When he took office in 1986, President Yoweri Museveni said Africa’s problem was leaders who cling to power. Prophetic, ironic words as it turns out. The man who helped save Uganda from the horrors and embarrassments of Apollo Milton Obote and Idi Amin – and then set his country on the path to normality – is now, sadly, coming to resemble the evil he replaced.
Clinging to power by hook or by crook, Museveni is increasingly resorting to brute force. Once hailed in the West, he is beginning to destabilise the country and tarnish its regional and international reputation.
Museveni, 76, has twice amended the constitution to stay in power. In 2005 he scrapped the two-term presidential limit and in 2018 he removed the 75-year age limit for presidential candidates. That has enabled him to run for a sixth term in the 14 January 2021 elections which would probably extend his hold on power until 2026.
The campaign for the presidential and parliamentary elections has become increasingly violent. Museveni and his National Resistance Movement (NRM) are harshly confronting what is shaping up to become the greatest threat to their power yet. That is, a social media-driven, rolling youth protest led by member of Parliament and singer Robert Kyagulanyi Ssentamu (Bobi Wine), 38, and his People Power Movement, with its party political wing, the National Unity Platform.

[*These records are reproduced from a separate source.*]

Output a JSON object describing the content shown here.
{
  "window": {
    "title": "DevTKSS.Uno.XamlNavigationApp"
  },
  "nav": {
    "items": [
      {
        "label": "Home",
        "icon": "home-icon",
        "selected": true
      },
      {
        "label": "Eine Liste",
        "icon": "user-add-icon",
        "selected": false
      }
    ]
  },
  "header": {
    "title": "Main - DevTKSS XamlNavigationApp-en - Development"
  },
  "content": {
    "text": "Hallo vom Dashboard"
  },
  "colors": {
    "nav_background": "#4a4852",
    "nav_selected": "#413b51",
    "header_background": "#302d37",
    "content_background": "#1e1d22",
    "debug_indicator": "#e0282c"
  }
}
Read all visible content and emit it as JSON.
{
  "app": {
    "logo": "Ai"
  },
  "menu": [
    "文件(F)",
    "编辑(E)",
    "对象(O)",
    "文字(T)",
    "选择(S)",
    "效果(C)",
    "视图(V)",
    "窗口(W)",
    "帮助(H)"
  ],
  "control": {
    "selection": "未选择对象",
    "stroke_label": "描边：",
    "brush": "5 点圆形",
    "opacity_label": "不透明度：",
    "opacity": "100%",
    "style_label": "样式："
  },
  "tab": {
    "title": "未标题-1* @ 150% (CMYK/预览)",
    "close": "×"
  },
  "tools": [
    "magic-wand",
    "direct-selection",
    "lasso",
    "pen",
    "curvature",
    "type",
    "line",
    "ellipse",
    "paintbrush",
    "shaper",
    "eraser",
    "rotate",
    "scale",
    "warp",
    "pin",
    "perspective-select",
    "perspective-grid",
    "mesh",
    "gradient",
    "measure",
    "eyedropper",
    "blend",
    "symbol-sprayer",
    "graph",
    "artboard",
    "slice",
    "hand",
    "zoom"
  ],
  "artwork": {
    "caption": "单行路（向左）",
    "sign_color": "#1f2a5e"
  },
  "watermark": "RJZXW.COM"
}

For the past two years, Wine has been the target of relentless government harassment and persecution. He has been arrested several times and has alleged assault and torture, which in 2018 reportedly nearly killed him.
Over 50 people have been killed during the election campaign, mostly hit by live bullets fired by security forces who no longer bother to pretend that they are not shooting to kill. Security Minister General Elly Tumwine has been widely reported as warning that ‘the police have the right to shoot and kill citizens if they go beyond a certain level of decency.’ Indecency, apparently, has become a capital offence.
Analysts believe Museveni has now resorted to naked violence because he has run out of more subtle options to stop Wine, who is attracting large crowds to his rallies.
The European Union refused to send observers to the polls, fearing this would legitimise them. It complained that Museveni’s government had failed to implement any of the 30 recommendations it offered to correct the flaws it identified in the 2016 elections. These included legal reforms, equitable media access, public participation in selecting Electoral Commission commissioners, and making the commission independent from executive control.
So the political playing field for 14 January is tilted against Wine and other opposition candidates. Perhaps he could lose even a fair fight as he and Kizza Besigye, veteran of four failed attempts to unseat Museveni via the ballot, have been unable to form a unified opposition coalition. Besigye seems too jealous of his hard-won reputation as the chief opposition challenger to throw his weight behind Wine, even though the latter has a better chance this time.
But Museveni is clearly taking no chances. He’s well aware that the younger generation are not as deferential as their parents are to the NRM’s claims to legitimacy owing to its armed struggle, says the Africa Center for Strategic Studies. The Pentagon think tank says this is clear by the lengths Museveni has gone to, to suppress Wine and his party.
For several Southern African countries, Uganda today presents an all-too familiar picture. Many in that region are also burdened by the deadweight of entitled former liberation movements that justify their hold on power by little more than their tattered liberation credentials.
Zimbabweans would surely hear an ominous echo in Armoured Warfare School Commandant Brigadier General Deus Mande’s warning last year that the Ugandan People’s Defence Force would never allow Wine to be its Commander in Chief. Other senior officers and officials have said much the same.
Another echo of Zimbabwe – and some other African countries – is that the judiciary is also almost completely partisan. No judge has dared overturn any of Museveni’s dubious measures to subvert the constitution to cling to power.
A former senior Ugandan official, however, defends Museveni. He says Wine’s generation fails to appreciate what he has done for the country as they didn’t experience the turbulent pre-Museveni Uganda. ‘Largely due to the successful universal education under Museveni, millions of young people have gotten education with high expectations but unemployment remains high, made worse by COVID. Bobi Wine hopes to ride on these issues by promising to create jobs for the youth.’
He justifies the security crackdown on Wine’s protests by saying they’re violating COVID-19 regulations, which allow maximum gatherings of only 200 people. Perhaps this is the indulgent regional view too, as no outside rescue seems to be at hand. Like the late Robert Mugabe, Museveni is apparently now a respected and seemingly untouchable elder statesman.
When this writer interviewed him in 1997, he dismissed the Organisation of African Unity (OAU) as a ‘trade union of criminals.’ He was referring not only to the domestic crimes of many of its members, but also the way the organisation closed ranks against anyone who threatened the hold on power of any member of the exclusive club.
Museveni recalled bitterly how the OAU had refused to help him when he was in exile fighting Amin and Obote. And how OAU member states mostly refused to grant him refuge. And now, in another ironic echo of those early days, the African Union (AU) – successor to the OAU – has remained silent about Uganda’s slide into unapologetic state violence and growing instability.